All the plinking and plunking in this substantial work may at first hearing get on your nerves and strike you as self-indulgent. But Le Marteau sans maitre is critical to the modern repertoire, in some respects the starting point for several of the most interesting compositional ideas of this half-century. Listen to a recorded performance before hearing it live, just to get the lay of the land; then, in the concert, try to recall to amazing scope of the whole as its constituent parts go by, each of them foreshadowing, or reflecting, or somehow commenting on what goes before and after.

Le Marteau sans maitre is not a true orchestral work, but rather a chamber composition for singer and six instruments. I include it here because of it’s importance to recent music history, and because orchestral percussion players have a field day with the piece. Watch for it on one of the chamber programs of your local symphony orchestra.

For the texts of Le Marteau sans maitre, Boulez selected three short poems from the collection of that title by Rene Char, a surrealist provencal poet admired for his terse, aphoristic verses and vivid imagery. The poems are declaimed by the singer in movements 3, 5, and 6. “Furious Artisans” deals in images of a forced-labor camp: a caravan, a corpse, the workhorses, a knife, dreams. “Beautiful Building and Premonitions”: the hollow sound of waves, a pier, child, man, tearful eyes searching for a skull to dwell in. “Hangmen of Solitude”: footsteps receding, sundial, a pendulum, a tombstone. You’re supposed to know the text before hearing the work: the composition consists of dreamy reflections on dreamy poems, and one perceives the meaning as through a glass, darkly. The poems are nothing more (nor less) than the source of the work, writes Boulez, both “at the center, and absent.”

“L’Artisanat furieux” (no. 3) comes with a prelude (no. 1) and a postlude (no. 7). The song is a brief, rather quiet duet of singer and flute; the prelude a brisk, vivacious quartet; the postlude a trio of the same general structure but terser still. The percussion player is silent in all three of these movements. The two setting of “Bel edifice et pressentiments “(nos. 5 and 9) share such figurations as the wide leaps with grace notes and long trills and flutter tonguing, not to mention certain chordal similarities. In the double much of the singing is wordless and the accompaniment quite percussive. But it is “Bourreaux de solitude” and its three commentaries (nos. 2, 4, 6, and 8) that lie at the heart of the work. Number 6 –the deepest, most intense, and longest movement –is slow and dark with constant reminders, in the drums, of the footsteps and the ticking of the clock.

Other principles of order dictate the arrangement of the movements, allowing the work to cycle and interpenetrate itself with cross-references of all sorts.
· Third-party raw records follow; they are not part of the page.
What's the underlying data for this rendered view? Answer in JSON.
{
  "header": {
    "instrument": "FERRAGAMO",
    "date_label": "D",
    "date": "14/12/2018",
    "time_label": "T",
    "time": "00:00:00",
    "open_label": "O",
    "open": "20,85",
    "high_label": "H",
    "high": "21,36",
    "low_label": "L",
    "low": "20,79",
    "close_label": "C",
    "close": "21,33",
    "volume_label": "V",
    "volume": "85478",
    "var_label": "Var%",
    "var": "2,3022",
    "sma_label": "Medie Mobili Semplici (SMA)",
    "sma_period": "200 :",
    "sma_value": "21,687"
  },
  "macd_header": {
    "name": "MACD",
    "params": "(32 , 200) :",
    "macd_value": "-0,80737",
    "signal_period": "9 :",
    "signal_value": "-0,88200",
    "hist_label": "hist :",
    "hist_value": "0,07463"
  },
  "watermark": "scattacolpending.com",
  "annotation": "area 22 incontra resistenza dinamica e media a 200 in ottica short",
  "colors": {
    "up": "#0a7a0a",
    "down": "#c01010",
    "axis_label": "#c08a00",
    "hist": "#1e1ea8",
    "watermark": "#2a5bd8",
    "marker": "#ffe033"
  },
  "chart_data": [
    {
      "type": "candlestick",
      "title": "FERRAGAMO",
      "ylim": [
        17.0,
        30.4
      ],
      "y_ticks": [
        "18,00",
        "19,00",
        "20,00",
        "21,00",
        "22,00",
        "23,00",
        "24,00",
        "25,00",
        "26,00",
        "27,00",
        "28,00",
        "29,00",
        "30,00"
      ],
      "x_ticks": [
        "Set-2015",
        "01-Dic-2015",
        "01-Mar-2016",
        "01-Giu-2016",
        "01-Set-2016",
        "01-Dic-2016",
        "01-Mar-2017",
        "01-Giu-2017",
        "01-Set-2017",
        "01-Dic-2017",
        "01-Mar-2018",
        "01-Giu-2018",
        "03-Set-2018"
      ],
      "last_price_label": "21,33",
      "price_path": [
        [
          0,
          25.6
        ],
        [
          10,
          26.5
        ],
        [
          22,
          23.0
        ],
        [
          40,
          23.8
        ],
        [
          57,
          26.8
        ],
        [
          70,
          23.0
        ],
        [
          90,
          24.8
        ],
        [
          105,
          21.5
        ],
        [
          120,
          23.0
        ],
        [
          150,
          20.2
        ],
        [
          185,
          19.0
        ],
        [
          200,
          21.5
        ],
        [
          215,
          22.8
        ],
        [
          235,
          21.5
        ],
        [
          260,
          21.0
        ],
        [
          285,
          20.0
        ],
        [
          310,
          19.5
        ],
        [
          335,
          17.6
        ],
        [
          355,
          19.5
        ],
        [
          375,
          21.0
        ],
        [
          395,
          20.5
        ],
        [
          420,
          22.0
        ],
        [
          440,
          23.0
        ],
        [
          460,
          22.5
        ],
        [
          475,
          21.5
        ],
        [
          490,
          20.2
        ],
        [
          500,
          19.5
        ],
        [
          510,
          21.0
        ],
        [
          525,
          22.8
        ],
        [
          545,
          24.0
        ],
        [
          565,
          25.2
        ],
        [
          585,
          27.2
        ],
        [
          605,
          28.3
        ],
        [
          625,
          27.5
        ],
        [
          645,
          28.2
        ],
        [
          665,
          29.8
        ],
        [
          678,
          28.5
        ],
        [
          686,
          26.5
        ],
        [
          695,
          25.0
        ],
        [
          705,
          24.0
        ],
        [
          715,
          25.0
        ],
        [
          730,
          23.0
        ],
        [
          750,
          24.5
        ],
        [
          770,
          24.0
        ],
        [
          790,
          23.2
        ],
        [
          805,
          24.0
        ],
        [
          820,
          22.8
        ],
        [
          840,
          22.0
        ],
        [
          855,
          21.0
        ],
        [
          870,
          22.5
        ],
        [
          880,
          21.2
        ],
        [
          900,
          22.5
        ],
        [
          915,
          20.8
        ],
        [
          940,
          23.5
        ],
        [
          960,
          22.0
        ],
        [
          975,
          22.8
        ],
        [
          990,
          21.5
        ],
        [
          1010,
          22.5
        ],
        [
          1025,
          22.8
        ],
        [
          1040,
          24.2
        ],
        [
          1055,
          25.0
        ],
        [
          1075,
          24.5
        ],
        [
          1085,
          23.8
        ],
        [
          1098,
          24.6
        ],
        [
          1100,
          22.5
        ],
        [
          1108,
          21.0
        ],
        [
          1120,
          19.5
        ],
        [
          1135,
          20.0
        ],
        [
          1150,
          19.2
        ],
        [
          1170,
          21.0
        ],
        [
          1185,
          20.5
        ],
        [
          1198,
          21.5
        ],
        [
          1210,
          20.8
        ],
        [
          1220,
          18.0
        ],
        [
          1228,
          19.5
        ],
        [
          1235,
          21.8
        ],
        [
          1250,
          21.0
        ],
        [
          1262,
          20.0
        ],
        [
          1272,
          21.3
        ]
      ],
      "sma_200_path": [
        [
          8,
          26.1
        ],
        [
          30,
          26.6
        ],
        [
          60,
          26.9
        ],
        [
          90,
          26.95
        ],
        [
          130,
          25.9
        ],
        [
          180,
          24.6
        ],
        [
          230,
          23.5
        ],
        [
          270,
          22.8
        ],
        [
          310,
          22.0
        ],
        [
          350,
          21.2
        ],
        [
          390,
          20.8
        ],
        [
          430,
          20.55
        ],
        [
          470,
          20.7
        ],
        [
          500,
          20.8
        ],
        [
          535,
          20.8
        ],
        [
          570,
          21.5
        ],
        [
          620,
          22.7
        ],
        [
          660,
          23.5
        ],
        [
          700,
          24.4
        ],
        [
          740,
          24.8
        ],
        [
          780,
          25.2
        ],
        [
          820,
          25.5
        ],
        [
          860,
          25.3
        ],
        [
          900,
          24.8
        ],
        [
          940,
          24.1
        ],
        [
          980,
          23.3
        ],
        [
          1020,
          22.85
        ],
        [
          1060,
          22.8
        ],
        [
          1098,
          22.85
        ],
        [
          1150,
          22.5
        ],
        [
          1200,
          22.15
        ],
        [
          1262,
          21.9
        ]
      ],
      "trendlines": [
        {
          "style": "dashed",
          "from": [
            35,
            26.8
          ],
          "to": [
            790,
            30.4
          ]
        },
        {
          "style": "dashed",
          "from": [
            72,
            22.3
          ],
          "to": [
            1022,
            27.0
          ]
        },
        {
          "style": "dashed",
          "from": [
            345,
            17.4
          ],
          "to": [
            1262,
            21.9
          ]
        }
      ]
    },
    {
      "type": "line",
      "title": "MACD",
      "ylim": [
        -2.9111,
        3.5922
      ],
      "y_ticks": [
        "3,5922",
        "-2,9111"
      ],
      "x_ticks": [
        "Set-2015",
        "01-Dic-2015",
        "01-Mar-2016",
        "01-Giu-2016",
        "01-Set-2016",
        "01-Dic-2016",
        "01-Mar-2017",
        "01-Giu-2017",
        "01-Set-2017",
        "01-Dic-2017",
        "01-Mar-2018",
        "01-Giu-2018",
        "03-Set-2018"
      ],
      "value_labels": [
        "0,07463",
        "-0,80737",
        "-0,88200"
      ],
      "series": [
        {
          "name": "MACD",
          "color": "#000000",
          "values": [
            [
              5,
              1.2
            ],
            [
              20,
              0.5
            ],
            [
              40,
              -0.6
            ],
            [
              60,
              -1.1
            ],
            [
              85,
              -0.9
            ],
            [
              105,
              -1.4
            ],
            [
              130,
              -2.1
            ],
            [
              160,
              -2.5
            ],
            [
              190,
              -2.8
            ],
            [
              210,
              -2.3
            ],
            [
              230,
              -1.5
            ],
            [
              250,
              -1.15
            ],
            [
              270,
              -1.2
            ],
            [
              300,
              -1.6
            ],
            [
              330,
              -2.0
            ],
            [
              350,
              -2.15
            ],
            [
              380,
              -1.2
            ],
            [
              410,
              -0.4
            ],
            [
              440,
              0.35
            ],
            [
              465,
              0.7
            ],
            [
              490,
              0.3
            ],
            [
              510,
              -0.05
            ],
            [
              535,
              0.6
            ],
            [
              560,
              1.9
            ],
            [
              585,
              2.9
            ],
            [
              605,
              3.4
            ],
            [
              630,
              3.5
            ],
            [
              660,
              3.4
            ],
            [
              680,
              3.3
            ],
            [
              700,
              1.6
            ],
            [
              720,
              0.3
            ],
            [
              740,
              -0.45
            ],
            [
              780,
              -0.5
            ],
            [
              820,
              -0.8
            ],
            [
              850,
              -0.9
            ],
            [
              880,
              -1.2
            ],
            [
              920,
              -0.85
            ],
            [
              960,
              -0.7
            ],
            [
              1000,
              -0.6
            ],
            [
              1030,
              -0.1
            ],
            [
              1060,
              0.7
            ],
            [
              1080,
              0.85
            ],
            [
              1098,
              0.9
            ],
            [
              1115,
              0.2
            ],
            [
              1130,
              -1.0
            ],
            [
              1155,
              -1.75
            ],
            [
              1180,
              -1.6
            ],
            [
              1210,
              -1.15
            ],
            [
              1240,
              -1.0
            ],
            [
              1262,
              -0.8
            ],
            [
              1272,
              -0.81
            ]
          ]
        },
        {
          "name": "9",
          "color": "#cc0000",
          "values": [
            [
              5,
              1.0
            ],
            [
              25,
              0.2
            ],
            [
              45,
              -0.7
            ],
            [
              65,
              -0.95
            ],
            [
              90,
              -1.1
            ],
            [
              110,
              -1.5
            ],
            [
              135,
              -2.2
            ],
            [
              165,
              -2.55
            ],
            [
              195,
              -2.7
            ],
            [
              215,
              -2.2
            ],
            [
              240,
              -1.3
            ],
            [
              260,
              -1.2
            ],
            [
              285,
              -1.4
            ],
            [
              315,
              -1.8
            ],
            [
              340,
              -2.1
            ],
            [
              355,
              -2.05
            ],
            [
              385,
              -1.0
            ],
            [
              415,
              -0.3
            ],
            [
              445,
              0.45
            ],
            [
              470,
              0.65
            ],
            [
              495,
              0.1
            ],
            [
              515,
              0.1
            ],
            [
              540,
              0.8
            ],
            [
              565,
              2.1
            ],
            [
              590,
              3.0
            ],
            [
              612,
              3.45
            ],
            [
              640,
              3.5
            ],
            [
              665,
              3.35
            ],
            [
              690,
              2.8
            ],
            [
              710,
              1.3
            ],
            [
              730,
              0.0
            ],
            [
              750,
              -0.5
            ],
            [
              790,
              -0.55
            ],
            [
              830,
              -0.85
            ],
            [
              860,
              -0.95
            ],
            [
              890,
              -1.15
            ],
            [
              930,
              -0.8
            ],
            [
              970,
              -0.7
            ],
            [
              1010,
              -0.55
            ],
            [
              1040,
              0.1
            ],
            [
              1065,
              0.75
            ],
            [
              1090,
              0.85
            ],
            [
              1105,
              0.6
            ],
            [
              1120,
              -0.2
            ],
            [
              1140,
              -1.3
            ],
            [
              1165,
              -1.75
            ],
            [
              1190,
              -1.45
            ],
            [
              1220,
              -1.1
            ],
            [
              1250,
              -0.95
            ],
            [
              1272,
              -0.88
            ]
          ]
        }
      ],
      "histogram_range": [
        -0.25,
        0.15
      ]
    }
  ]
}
But for the relatively inexperienced listener, the first interest of Le Marteau sans maitre will be in the composer’s choice and deployment of performing force. In conscious imitation of Schoenberg’s Pierrot lunaire, no two of the instrumental movements is for the same combination of players. The tone qualities of the instruments and voice are radically different, yet all but the percussion battery are prevailingly in the alto range. The warm sultriness of the viola and flute (and sometimes the singer), contrast strikingly with the sharper modes of attack of the others. Note, especially, the hypnotic percussion patterns, which come and go in waves, the Indonesian effect of the gongs, bells, and tam-tams. Enjoy this austere yet strangely luxuriant world, with its abrupt changes of direction, wispy melodies, spasmodic and sometimes vicious rhythms. The sheer sound of it is quite unlike any other piece.